» Pourquoi infiltrer ou recoudre dans le vestiaire si les joueurs veulent vite rejouer ? « 

Dimanche prochain, Bruges affronte Anderlecht au stade Constant Vanden Stock. Un match particulier pour beaucoup mais surtout pour le médecin du Club, qui vient d’être transféré du Parc Astrid.

D’accord, le passage de Ronald Vargas du Club Bruges à Anderlecht a fait couler plus d’encre mais le transfert dans l’autre sens de Kristof Sas, médecin, ne s’est pas déroulé sans heurts. Le communiqué de presse envoyé par Anderlecht le 7 octobre dernier était particulièrement sec :  » La collaboration entre le Docteur Kristof Sas et le RSC Anderlecht est immédiatement interrompue. Le club ne fera pas d’autres commentaires. « 

Quelques heures plus tard, le Club Bruges publiait un communiqué étoffé sur son site. Le DG Vincent Mannaert y déclarait :  » Nous sommes particulièrement heureux de l’arrivée de Kristof Sas, qui possède une riche expérience de footballeur et de médecin. « 

Bien qu’il n’ait que 36 ans, Sas a déjà accompli un fameux parcours. Il a été footballeur et médecin aux urgences de Renaix. Il a travaillé six ans et demi à Anderlecht, dont il est devenu le chef du département médical.

Retourner ce 15 janvier à Anderlecht avec le Club vous fera-t-il quelque chose ?

Kristof Sas : Certainement. J’y ai passé plus de temps qu’à la maison pendant six ans et demi. Ceci dit, je veux évidemment être champion avec le Club Bruges mais je souhaite aussi le meilleur du monde à Anderlecht. Dimanche, cependant, je ne penserai qu’à la victoire… et pas à la défaite de l’autre.

A la fin de la saison précédente, vous avez déjà failli quitter le Sporting. Il paraît que vous pouviez rejoindre un club étranger ?

En effet, j’ai failli rejoindre… Chelsea.

Comment les Blues ont-ils eu l’idée de vous contacter ?

Un bureau de chasseurs de tête avait entamé une procédure de sélection d’un médecin en chef du club dans toute l’Europe. Ce bureau s’était également informé en Belgique, notamment auprès du professeur Marc Martens, célèbre dans le monde du sport. Et il m’a chaudement recommandé. J’ai passé une série de tests et je me suis rendu deux fois à Londres. Je suis devenu le premier candidat du bureau de recrutement mais mon transfert a échoué à cause de quelques détails sur lesquels je ne souhaite pas m’étendre.

Qu’est-ce qui vous a décidé à rejoindre Bruges ?

Objectivement, Anderlecht possède le plus beau palmarès en Belgique et sera champion cette saison, si l’on en croit les observateurs. Moi, j’envisage les choses essentiellement par leur côté médical et le Club Bruges m’offrait un plus beau défi. J’étais arrivé en bout de course à Anderlecht : la structure du staff médical était parachevée, j’y disposais d’une équipe fantastique et bien huilée, le déménagement à Neerpede s’était très bien déroulé. J’étais donc prêt pour quelque chose de nouveau.

La bonne com’ sur les blessures

Le Personal Performance Center (PPC) du Club Bruges constitue une partie importante du projet que vous avez intégré. Quel y est votre rôle ?
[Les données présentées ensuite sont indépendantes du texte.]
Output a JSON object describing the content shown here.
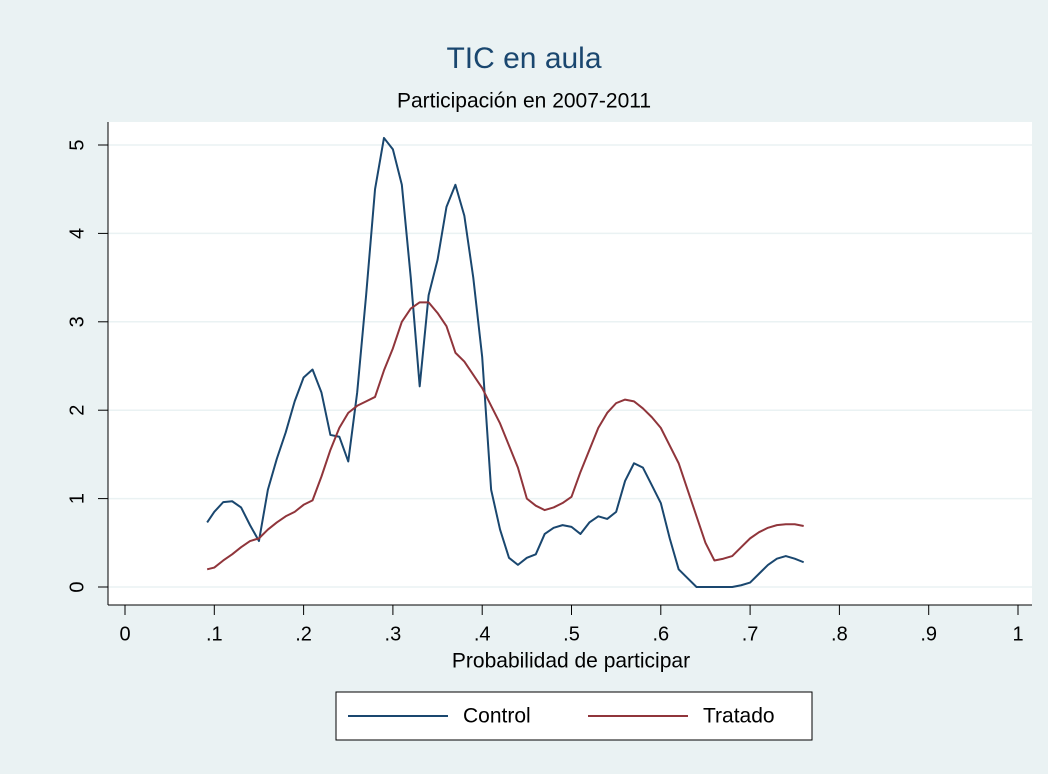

La coordination et la supervision de tout le système. Notre objectif est de faire progresser chaque footballeur individuellement pour obtenir un meilleur ensemble et donc de meilleurs résultats. Ce centre analyse différents aspects chez chaque footballeur : le physique, le mental, la tactique, la technique… Je travaille étroitement avec le psychologue Rudy Heylen, le performance coach Siebe Hannosset, les kinésithérapeutes et les entraîneurs.

Avez-vous déjà opéré des changements au staff médical ?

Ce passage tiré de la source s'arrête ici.